02 February 2014

Epoca: Corvette C3

For driving, by drivers: così l’autorevole settimanale americano Life definì la Gt della Chevrolet, già negli anni 60 un’autentica cult car conosciuta e amata in tutto il mondo.....

La storia

La Corvette C3 rappresenta ancora oggi una delle silhouette più straordinarie mai viste nel campo della produzione di serie: un autentico trionfo per il gruppo di stilisti che sviluppò il progetto sotto la supervisione di Bill Mitchell, dal 1958 responsabile dello styling GM, anche se gran parte del merito andò attribuita a Larry Shinoda, suo braccio destro in quegli anni e protagonista nell’elaborare lo stile della Corvette ’68. Shinoda, non meno di Mitchell, aveva capito benissimo che una vettura come la Corvette avrebbe dovuto esprimere la stessa aggressività di uno strumento nato per le corse.
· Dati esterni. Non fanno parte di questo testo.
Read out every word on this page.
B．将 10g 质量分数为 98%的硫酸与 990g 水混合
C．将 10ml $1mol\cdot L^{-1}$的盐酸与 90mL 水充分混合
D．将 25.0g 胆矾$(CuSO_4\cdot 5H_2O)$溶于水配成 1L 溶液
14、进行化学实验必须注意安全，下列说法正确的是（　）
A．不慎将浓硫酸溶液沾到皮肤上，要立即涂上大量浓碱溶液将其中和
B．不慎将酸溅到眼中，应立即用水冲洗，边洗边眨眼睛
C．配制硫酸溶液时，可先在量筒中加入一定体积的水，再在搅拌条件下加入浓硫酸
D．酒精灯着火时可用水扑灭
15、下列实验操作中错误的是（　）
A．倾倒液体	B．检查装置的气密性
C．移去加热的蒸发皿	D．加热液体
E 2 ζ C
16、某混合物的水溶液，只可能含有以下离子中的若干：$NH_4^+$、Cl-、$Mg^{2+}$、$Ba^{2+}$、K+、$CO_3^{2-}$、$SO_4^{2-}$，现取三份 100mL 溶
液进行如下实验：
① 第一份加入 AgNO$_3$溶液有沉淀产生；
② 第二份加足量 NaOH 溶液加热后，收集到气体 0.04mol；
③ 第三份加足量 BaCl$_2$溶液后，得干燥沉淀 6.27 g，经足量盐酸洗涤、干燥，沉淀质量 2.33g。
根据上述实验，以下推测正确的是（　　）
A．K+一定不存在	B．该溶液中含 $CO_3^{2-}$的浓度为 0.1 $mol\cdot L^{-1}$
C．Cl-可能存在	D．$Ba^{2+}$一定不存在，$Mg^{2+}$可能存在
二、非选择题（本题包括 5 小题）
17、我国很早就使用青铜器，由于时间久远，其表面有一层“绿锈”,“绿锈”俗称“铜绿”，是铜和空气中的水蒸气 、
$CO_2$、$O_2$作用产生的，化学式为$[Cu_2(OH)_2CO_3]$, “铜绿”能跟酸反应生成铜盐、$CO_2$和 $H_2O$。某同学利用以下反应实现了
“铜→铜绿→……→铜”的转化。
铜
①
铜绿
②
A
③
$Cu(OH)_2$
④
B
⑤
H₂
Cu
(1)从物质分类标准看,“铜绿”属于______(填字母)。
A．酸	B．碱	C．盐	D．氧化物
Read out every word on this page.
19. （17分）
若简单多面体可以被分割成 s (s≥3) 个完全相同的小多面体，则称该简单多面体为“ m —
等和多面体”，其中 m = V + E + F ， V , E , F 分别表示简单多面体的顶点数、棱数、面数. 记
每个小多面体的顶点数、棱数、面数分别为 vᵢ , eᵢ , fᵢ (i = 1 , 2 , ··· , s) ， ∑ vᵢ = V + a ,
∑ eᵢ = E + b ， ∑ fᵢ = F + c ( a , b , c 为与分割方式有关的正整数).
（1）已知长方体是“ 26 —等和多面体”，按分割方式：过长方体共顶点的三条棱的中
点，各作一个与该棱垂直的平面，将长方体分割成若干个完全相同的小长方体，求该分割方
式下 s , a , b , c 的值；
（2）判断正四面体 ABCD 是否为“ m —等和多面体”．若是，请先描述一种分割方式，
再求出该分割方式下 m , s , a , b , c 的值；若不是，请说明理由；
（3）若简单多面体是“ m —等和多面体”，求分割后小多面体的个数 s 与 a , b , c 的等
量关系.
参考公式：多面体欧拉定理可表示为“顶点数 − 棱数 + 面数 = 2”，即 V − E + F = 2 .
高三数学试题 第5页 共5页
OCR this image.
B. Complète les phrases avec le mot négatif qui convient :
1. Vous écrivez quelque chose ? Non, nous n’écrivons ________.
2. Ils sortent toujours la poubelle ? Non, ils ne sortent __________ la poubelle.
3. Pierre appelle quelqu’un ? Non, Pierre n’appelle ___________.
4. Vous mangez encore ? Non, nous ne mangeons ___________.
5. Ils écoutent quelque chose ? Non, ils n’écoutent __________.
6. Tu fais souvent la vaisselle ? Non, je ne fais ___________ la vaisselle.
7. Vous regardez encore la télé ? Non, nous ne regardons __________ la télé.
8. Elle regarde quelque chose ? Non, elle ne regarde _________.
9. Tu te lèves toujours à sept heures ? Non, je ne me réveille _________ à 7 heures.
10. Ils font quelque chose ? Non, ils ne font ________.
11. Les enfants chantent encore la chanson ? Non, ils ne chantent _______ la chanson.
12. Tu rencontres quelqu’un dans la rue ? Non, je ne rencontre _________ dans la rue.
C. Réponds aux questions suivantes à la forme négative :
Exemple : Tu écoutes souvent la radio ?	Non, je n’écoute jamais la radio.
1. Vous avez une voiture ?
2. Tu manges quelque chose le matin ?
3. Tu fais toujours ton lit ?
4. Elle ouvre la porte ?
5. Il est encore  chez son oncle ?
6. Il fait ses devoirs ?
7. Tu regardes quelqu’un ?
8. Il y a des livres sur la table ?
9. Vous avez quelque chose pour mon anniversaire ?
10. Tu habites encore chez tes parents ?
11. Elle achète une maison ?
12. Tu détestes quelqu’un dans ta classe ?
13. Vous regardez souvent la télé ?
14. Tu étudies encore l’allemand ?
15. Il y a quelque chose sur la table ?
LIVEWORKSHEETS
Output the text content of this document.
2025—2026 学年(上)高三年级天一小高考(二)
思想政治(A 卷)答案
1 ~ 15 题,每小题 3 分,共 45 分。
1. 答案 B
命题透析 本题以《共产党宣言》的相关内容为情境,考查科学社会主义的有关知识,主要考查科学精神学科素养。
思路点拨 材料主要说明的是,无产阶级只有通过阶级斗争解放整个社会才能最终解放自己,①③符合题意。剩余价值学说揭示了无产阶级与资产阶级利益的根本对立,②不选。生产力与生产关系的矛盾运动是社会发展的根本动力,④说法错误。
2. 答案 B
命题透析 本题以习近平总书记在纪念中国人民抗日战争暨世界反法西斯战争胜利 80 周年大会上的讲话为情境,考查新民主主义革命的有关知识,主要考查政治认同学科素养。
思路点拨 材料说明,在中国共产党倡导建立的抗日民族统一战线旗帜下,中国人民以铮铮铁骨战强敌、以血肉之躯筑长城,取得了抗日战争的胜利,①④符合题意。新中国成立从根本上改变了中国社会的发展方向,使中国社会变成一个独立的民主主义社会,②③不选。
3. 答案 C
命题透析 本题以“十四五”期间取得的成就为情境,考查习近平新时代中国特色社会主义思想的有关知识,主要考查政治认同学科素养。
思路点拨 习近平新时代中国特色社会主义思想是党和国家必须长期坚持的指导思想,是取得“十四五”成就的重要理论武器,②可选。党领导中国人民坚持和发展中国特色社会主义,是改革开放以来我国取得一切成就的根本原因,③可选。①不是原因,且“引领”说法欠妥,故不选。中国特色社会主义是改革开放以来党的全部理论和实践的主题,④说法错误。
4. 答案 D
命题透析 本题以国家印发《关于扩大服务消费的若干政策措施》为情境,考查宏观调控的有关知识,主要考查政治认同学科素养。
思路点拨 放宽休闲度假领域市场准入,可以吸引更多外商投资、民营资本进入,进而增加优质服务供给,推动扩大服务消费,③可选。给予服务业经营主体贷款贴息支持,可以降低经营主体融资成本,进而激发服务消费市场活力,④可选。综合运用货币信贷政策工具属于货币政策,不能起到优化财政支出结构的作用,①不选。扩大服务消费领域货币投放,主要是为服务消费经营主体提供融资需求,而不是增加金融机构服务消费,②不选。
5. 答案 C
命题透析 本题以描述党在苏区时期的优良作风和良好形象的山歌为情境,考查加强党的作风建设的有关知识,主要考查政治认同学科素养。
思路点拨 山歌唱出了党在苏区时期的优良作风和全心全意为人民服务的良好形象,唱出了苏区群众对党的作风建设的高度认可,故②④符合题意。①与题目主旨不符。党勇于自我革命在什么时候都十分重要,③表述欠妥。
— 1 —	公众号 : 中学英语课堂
Oggi tutto questo può sembrare quasi lapalissiano, ma nella seconda metà degli anni 50, quando cominciarono a mettere mano al restyling della prima edizione della Vette (il risultato di quel lavoro sarebbe stato rappresentato dalla stupenda Sting Ray, fulcro della serie C2) i due stilisti dovettero letteralmente lottare per sfuggire all’obbligo dell’uso indiscriminato e massiccio (imposto dagli uffici marketing) di decorazioni cromate sulle carrozzerie delle vetture dell’epoca.

La Corvette edizione 1968, capostipite della serie C3, portò ancora più avanti la rivoluzione iniziata alla grande con la C2, introducendo uno stile in cui per la prima volta l’elemento ruota, di grande diametro e di larga sezione, acquisiva un ruolo determinante nell’architettura complessiva dell’auto: fino ad allora le vetture made in USA avevano conservato quasi invariate per decenni le misure dei pneumatici, al punto che questi erano spesso intercambiabili fra un modello degli anni 30 e uno dei primi anni 60.

Motori

Sul fronte dei motori, la Chevrolet propose per la stagione ’68 solo due versioni base, entrambe con l’8V small-block di 327 pollici cubi (5,4 litri) con potenze massime rispettivamente di 300 e di 350 Cv: fu quello il primo anno in cui su queste unità venne abbandonato il carburatore quadricorpo Holley per un Rochester Quadrajet, prodotto da una delle numerose divisioni di componentistica General Motors.

Furono però offerti come optional non meno di cinque varianti di un 8V big-block 427 (7 litri) verso le quali si indirizzò quasi la metà delle preferenze della clientela: tra queste, la versione L36, alimentata da un carburatore quadricorpo Holley e con rapporto di compressione di 10,25:1, erogava 390 Cv a 5.400 giri/minuto, ma la L68, alimentata con un sistema di carburazione Tri-Power, cioè con tre Holley doppio corpo per assicurare una migliore ripartizione della miscela nei cilindri ai vari regimi di rotazione, sviluppava 400 Cv sempre a 5.400 giri/minuto.

Lo stadio successivo era rappresentato dal motore L71, sempre con la cilindrata di 7 litri ma dotato di punterie meccaniche anziché idrauliche, collettori modificati ma anche pistoni e bielle speciali; sviluppava 435 Cv a 5.600 giri/minuto e richiedeva tassativamente benzina con numero di ottano 100.

Cambio manuale a tre velocità

Sembra impossibile, eppure la Corvette ’68 venne proposta nel modello base con un cambio manuale a tre velocità, che praticamente tutti rifiutarono optando per quello a 4 velocità (con un sovrapprezzo di 144,35 dollari) o addirittura per la trasmissione automatica a tre rapporti Turbo-Hydra-Matic 400 che aveva rimpiazzato negli anni precedenti l’ormai superata Powerglide a due rapporti.

Attraverso un corto albero di trasmissione e due giunti cardanici il moto arrivava dall’uscita del cambio all’entrata del differenziale (un Positraction a slittamento limitato era offerto come optional in alternativa quello di serie) ancorato elasticamente a una traversa del telaio. Il moto alle ruote posteriori arrivava attraverso due semiassi oscillanti, dotati a entrambe le estremità di giunti cardanici.